EPSRC Reference: EP/S03353X/1
Title: Theory and Applications of Dynamic Algorithms
Principal Investigator: Bhattacharya, Dr S
Other Investigators:
Researcher Co-Investigators:
Project Partners:
Department: Computer Science
Organisation: University of Warwick
Scheme: New Investigator Award
Starts: 24 February 2020 Ends: 23 February 2023 Value (£): 246,483
EPSRC Research Topic Classifications:
Fundamentals of Computing
EPSRC Industrial Sector Classifications:
Information Technologies
Related Grants:
Panel History:
Panel DatePanel NameOutcome
02 May 2019 EPSRC ICT Prioritisation Panel May 2019 Announced
Summary on Grant Application Form
A fundamental aspect of many large scale systems is that the input to these systems are inherently "dynamic" in nature. Indeed, this happens to be the case with social networks like Facebook and Twitter, transport networks that are meant to be tracked in google maps, and data centres which support the increasingly popular cloud computing services. All these systems need to cope with the fact that the input data changes very rapidly over time. Friendship links get created and destroyed in the social networks every moment, the congestion on any given road in a transport network changes from one time of the day to another, and a cloud computing system like Microsoft Azure has to serve users that arrive and depart in an online manner. This leads us to one of the key challenges in dealing with "big data" under limited computational resources: How can an algorithm quickly update the solution to a computational problem after observing an update (i.e., change in its input)? A naive solution here will be to recompute the solution from scratch after every update. Is there any way one can do significantly better than this naive approach?

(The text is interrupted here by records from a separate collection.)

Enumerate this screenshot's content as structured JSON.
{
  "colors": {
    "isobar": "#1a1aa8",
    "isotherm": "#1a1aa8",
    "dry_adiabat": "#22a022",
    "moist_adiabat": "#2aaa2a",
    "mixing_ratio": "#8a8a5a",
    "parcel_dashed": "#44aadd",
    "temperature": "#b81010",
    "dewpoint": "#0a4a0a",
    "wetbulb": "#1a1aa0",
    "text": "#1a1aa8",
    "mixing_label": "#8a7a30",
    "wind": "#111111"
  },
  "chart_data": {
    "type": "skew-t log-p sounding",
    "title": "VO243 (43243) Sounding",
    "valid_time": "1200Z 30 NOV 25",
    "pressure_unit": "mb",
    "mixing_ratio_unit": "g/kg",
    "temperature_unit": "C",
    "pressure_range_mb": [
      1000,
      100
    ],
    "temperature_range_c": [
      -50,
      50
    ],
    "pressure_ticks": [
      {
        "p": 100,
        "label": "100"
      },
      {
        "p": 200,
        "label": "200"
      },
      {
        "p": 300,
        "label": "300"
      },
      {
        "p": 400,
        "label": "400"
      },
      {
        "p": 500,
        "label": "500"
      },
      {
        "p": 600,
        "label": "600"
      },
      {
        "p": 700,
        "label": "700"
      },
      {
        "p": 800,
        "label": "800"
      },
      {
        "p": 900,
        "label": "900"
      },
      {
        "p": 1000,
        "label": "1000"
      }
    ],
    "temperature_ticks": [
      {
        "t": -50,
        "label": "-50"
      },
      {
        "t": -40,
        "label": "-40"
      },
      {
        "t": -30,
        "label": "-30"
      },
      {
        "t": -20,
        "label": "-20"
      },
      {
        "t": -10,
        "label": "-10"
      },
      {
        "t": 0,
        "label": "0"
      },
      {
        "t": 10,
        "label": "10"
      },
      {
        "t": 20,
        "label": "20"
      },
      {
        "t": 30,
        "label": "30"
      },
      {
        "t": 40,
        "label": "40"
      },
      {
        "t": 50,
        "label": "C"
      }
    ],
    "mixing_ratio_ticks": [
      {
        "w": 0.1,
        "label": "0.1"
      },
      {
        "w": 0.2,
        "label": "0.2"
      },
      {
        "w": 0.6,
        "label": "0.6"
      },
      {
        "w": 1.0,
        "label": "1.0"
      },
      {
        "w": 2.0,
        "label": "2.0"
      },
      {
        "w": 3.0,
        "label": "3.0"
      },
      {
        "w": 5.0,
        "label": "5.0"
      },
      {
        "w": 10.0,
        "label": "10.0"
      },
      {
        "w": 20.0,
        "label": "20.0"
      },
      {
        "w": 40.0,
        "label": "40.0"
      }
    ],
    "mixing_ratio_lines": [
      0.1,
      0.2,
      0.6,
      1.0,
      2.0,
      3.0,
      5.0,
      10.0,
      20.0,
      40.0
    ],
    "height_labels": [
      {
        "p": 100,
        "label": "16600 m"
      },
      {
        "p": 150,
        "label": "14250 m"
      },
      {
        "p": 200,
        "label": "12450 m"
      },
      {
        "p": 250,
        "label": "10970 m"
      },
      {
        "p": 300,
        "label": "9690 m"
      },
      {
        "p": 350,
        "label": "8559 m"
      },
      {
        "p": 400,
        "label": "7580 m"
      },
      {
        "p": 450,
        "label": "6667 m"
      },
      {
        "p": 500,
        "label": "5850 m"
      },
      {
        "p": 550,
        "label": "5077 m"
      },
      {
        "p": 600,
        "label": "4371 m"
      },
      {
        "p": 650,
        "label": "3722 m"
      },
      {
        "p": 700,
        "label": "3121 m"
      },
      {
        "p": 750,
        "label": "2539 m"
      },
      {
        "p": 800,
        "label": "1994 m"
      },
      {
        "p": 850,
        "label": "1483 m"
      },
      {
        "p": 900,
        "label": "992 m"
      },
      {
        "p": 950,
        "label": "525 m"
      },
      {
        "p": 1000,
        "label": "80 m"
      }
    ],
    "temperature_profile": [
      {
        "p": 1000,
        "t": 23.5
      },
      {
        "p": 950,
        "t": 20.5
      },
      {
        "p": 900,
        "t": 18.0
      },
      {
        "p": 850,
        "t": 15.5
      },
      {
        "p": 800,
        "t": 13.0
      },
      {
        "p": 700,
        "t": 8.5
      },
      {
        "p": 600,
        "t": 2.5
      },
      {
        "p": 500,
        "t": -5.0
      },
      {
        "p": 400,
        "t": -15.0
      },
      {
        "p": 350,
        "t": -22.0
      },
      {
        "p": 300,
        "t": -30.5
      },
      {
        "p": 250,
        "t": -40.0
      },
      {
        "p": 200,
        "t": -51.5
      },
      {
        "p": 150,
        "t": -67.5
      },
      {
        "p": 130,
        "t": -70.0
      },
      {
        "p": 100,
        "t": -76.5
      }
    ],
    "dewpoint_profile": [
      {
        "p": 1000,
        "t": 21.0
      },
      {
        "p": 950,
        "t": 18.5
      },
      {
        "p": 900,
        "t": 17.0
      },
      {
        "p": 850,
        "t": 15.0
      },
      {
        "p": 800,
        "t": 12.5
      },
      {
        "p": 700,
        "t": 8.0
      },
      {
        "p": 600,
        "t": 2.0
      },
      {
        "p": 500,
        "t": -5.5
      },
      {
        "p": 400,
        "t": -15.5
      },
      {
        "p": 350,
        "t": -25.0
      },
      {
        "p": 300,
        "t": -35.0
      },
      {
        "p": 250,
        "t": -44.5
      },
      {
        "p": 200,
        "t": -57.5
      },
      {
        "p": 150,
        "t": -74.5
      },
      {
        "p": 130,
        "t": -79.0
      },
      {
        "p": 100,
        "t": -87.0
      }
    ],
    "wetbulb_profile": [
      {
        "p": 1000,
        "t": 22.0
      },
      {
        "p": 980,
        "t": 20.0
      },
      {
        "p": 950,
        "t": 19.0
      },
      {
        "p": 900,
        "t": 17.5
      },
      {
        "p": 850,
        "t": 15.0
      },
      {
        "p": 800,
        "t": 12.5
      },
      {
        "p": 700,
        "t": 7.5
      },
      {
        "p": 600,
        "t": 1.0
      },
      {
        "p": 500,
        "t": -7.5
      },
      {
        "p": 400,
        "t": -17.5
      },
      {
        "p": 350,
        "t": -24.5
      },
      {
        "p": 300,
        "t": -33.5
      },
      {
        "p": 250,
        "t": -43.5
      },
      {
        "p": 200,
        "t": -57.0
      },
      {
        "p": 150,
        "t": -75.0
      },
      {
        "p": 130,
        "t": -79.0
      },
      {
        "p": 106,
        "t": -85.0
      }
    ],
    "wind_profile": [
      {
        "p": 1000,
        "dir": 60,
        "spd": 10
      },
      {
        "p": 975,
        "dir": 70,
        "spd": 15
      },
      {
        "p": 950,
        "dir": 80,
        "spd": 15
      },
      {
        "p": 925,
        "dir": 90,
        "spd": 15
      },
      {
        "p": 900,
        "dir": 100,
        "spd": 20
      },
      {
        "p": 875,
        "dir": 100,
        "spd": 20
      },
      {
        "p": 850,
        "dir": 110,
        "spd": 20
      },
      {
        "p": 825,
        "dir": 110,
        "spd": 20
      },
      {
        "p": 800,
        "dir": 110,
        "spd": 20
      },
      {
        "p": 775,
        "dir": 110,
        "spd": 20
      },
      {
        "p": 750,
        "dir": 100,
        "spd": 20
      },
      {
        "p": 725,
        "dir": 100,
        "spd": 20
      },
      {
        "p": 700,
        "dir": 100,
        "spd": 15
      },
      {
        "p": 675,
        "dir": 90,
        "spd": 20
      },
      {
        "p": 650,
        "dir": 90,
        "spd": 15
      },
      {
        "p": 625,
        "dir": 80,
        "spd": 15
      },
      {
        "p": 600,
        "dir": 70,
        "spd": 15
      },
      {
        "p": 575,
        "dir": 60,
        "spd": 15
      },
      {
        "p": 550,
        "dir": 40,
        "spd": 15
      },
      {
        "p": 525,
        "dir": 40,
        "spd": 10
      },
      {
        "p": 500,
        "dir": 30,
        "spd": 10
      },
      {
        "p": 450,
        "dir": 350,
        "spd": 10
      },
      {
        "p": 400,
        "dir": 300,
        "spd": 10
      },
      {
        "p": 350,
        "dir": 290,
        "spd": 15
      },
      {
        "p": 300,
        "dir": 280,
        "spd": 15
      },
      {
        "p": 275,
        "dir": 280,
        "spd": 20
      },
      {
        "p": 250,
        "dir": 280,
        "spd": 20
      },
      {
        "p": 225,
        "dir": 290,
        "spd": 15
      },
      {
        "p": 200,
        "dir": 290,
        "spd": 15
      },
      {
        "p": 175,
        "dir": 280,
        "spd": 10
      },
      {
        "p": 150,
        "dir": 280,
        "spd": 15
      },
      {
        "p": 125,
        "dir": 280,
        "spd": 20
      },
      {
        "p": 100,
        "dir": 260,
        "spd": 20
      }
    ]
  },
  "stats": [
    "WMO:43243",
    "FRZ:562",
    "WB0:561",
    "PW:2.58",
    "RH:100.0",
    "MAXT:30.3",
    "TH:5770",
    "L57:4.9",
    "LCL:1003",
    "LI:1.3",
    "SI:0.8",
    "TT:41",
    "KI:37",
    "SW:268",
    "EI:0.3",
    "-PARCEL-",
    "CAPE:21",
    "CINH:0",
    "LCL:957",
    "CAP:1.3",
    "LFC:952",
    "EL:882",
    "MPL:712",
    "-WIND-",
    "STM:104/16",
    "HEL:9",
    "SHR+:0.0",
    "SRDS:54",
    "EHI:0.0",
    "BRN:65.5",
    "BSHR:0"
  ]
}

The project will lead to major advances in our understanding of "dynamic algorithms", which is an important research area within theoretical computer science that is concerned with addressing precisely the question described above. The project will consist of three strands of work. The first two strands will develop a unified framework for dynamic algorithm design for fundamental computational problems, by exporting the popular paradigms for designing efficient static algorithms into the dynamic world. Specifically, it will focus on problems that admit fast primal-dual and greedy algorithms in the static setting, and convert them into fast algorithms in the dynamic setting. This will improve the state of the art dynamic bounds for multiple fundamental computational problems such as maximum matching, packing/covering linear programs, maximal independent set and finding dense subgraphs. The third strand will consider dynamic resource allocation problems that are of relevance to data centres and cloud systems, and it will build efficient dynamic algorithms for these problems.

The project deals with a fundamental research topic and it will contribute towards significant advances in this important research area within Theoretical Computer Science.